It was the world’s worst offshore oil spill: 5m barrels spewing from the BP-run Deepwater Horizon rig into the Gulf of Mexico, killing 11 people, marine life and devastating hundreds of miles of coastline. From a Cessna floatplane 3,000ft above the Louisiana coastline, photographer Daniel Beltrá captured the carnage. It was only from this height, he said, that the magnitude of the spill – and the futility of the clean-up operation – became apparent. “It was like trying to clean an Olympic pool full of oil while sitting on the side using Q-tips.”

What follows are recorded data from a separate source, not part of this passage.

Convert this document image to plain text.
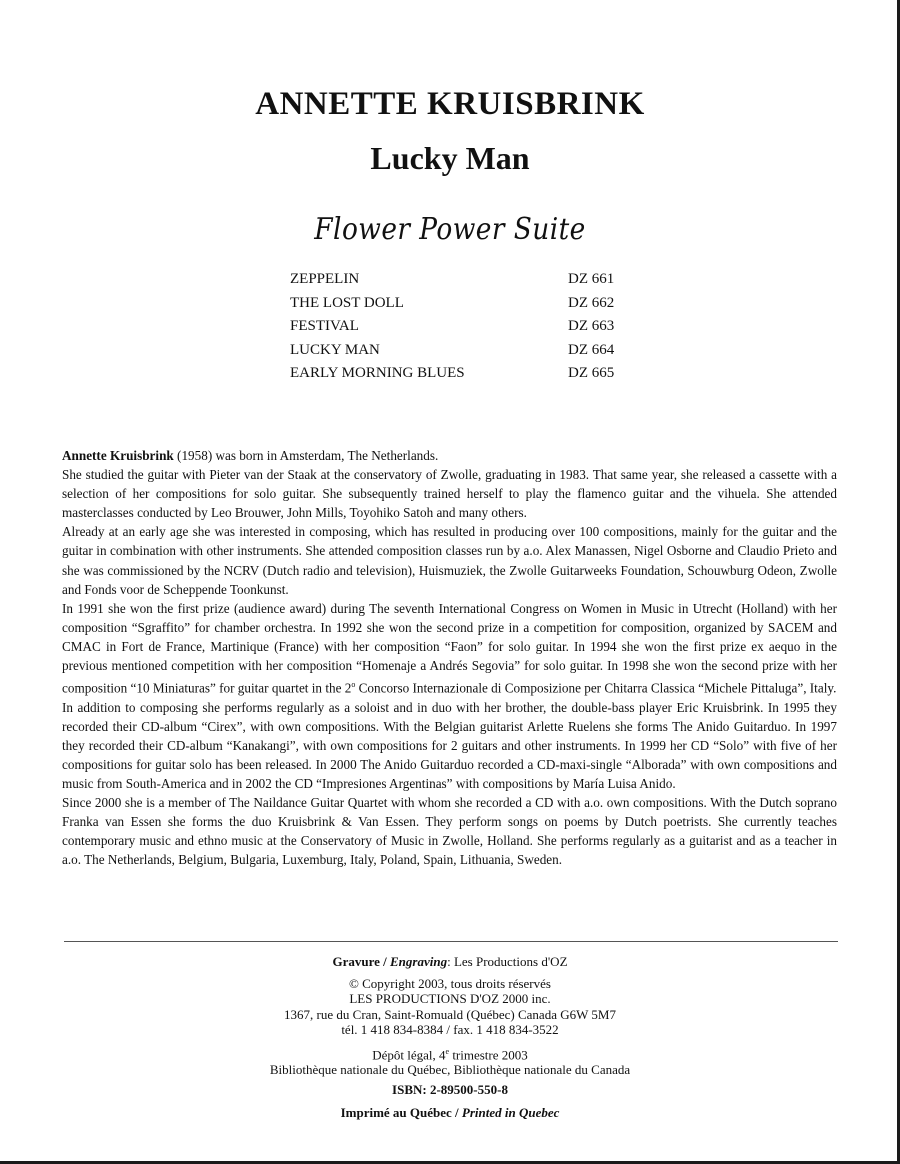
ANNETTE KRUISBRINK
Lucky Man
Flower Power Suite
ZEPPELIN	DZ 661
THE LOST DOLL	DZ 662
FESTIVAL	DZ 663
LUCKY MAN	DZ 664
EARLY MORNING BLUES	DZ 665

Annette Kruisbrink (1958) was born in Amsterdam, The Netherlands.

She studied the guitar with Pieter van der Staak at the conservatory of Zwolle, graduating in 1983. That same year, she released a cassette with a selection of her compositions for solo guitar. She subsequently trained herself to play the flamenco guitar and the vihuela. She attended masterclasses conducted by Leo Brouwer, John Mills, Toyohiko Satoh and many others.

Already at an early age she was interested in composing, which has resulted in producing over 100 compositions, mainly for the guitar and the guitar in combination with other instruments. She attended composition classes run by a.o. Alex Manassen, Nigel Osborne and Claudio Prieto and she was commissioned by the NCRV (Dutch radio and television), Huismuziek, the Zwolle Guitarweeks Foundation, Schouwburg Odeon, Zwolle and Fonds voor de Scheppende Toonkunst.

In 1991 she won the first prize (audience award) during The seventh International Congress on Women in Music in Utrecht (Holland) with her composition “Sgraffito” for chamber orchestra. In 1992 she won the second prize in a competition for composition, organized by SACEM and CMAC in Fort de France, Martinique (France) with her composition “Faon” for solo guitar. In 1994 she won the first prize ex aequo in the previous mentioned competition with her composition “Homenaje a Andrés Segovia” for solo guitar. In 1998 she won the second prize with her composition “10 Miniaturas” for guitar quartet in the 2$^o$ Concorso Internazionale di Composizione per Chitarra Classica “Michele Pittaluga”, Italy.

In addition to composing she performs regularly as a soloist and in duo with her brother, the double-bass player Eric Kruisbrink. In 1995 they recorded their CD-album “Cirex”, with own compositions. With the Belgian guitarist Arlette Ruelens she forms The Anido Guitarduo. In 1997 they recorded their CD-album “Kanakangi”, with own compositions for 2 guitars and other instruments. In 1999 her CD “Solo” with five of her compositions for guitar solo has been released. In 2000 The Anido Guitarduo recorded a CD-maxi-single “Alborada” with own compositions and music from South-America and in 2002 the CD “Impresiones Argentinas” with compositions by María Luisa Anido.

Since 2000 she is a member of The Naildance Guitar Quartet with whom she recorded a CD with a.o. own compositions. With the Dutch soprano Franka van Essen she forms the duo Kruisbrink & Van Essen. They perform songs on poems by Dutch poetrists. She currently teaches contemporary music and ethno music at the Conservatory of Music in Zwolle, Holland. She performs regularly as a guitarist and as a teacher in a.o. The Netherlands, Belgium, Bulgaria, Luxemburg, Italy, Poland, Spain, Lithuania, Sweden.

Gravure / Engraving: Les Productions d'OZ
© Copyright 2003, tous droits réservés
LES PRODUCTIONS D'OZ 2000 inc.
1367, rue du Cran, Saint-Romuald (Québec) Canada G6W 5M7
tél. 1 418 834-8384 / fax. 1 418 834-3522
Dépôt légal, 4e trimestre 2003
Bibliothèque nationale du Québec, Bibliothèque nationale du Canada
ISBN: 2-89500-550-8
Imprimé au Québec / Printed in Quebec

An environmental specialist who often works for Greenpeace, Beltrá prefers aerial photography, because it offers a humbling perspective, shrinking the scale of the planet to more human proportions and thereby revealing its fragility. This lofty viewpoint often shows the beauty of the natural world: in the case of a disaster, though, that can be unsettling. Here, the surface of the ocean is marbled with spectacular, iridescent blue and flashes of orange that resemble molten rock, and the rig, at first glance, might be a Hindu temple.
In the two years since the wellhead was sealed, the fallout has continued. BP has embarked on a selling spree of oilfields and refineries in an attempt to raise funds for the clean-up bill – estimated at $38bn. The company is working towards a settlement with the US government, with both sides trying to establish how much damage was done, and how much BP should pay.
The environment is counting the cost, too. Most recently, waves caused by Hurricane Isaac in August dumped oil from the spill on two Louisiana beaches. Beltrá, meanwhile, is documenting low levels of sea ice in the Arctic. He is one photographer unlikely to be out of work any time soon.